Secure water provision to sustain aquatic ecosystems and economic activity in regulated rivers requires optimized reservoir operations. This is particularly relevant in California where water extraction, conveyance, and storage decisions have large ecosystem and economic consequences.
To improve management of water flow through infrastructure and the natural environment, this seed grant research will produce information to support institutions making environmental rights and reservoir operating decisions.
We will further develop a method for managing the timing and duration of reservoir releases that maximizes
fish survival and could be applied in many situations.
We have already developed the basic tenants of this method and illustrated its use for optimizing releases to the Lower American River from Folsom Dam to maximize survival of fall-run Chinook salmon. This basic method can simulate operating rules that save more fish and water than normal operating policy. Advancement of the fish hedging method to include temperature and snowmelt constraints will make it possible for us to simulate re-operation of complex and larger systems such as Northern California’s multi-reservoir system (via re-operation of Shasta, Trinity, Oroville and Folsom Dams).
Dr. Lund received a 2016 UC Water seed grant for work with Stephanie Carlson and Marc Beutel on "Hedging for Flow and Temperature Operation of Reservoirs for Fish during Drought."

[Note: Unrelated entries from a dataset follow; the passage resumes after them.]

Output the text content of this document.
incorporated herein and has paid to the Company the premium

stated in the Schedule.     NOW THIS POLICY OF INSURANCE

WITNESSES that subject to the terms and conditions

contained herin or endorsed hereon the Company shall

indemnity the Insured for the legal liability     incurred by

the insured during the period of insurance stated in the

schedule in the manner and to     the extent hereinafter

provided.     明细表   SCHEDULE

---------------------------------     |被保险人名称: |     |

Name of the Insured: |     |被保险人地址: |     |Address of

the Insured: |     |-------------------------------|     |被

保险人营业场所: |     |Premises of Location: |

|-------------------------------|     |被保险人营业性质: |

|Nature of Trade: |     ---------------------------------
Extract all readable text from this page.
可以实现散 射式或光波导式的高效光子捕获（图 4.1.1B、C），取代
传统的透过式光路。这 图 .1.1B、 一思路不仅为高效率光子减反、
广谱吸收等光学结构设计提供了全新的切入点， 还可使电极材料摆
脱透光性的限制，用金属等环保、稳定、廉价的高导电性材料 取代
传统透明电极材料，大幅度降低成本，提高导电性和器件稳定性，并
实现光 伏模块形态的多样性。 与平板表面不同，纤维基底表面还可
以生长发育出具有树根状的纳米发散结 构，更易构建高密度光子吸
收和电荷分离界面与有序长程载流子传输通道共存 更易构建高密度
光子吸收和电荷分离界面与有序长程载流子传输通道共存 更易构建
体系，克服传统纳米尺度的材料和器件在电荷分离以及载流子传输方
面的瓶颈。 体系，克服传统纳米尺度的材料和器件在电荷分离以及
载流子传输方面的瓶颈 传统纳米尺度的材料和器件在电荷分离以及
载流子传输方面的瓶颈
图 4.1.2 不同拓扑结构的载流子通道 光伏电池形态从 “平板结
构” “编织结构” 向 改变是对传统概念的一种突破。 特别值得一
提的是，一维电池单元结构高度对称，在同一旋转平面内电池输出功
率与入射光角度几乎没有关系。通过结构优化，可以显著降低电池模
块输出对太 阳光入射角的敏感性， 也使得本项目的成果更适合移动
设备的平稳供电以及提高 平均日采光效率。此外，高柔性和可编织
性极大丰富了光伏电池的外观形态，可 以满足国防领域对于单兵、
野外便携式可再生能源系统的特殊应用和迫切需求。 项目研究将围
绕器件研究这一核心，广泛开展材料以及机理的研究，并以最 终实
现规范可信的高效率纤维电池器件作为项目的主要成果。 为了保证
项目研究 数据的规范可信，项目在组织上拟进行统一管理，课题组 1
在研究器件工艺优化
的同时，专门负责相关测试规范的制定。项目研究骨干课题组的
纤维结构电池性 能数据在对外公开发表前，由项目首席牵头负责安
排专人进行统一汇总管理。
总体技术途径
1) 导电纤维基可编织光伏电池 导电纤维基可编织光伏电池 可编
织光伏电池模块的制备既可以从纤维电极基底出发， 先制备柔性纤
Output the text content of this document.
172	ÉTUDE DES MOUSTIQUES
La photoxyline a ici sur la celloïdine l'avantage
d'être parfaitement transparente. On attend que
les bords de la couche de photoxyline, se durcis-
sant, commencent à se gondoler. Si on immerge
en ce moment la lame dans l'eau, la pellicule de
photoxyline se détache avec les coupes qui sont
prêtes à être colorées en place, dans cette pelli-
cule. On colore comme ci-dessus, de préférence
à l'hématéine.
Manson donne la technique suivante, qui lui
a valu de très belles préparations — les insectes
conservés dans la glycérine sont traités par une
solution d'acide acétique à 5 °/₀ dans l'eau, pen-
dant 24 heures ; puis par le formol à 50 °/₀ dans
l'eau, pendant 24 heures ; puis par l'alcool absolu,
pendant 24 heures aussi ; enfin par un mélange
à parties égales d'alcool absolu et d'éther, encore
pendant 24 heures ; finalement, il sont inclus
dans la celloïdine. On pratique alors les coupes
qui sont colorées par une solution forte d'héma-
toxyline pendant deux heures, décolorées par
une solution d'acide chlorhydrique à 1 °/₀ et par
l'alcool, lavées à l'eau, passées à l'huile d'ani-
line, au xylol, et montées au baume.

Jay Lund has research and teaching interests in the application of systems analysis, economic, and management methods to infrastructure and public works problems. His recent work is primarily in water resources and environmental system engineering, but with substantial work in solid and hazardous waste management, dredging and coastal zone management, and some dabbling in urban, regional, and transportation planning. While most of this work involves the application of economics, optimization, and simulation modeling, his interests also include more qualitative policy, planning, and management studies.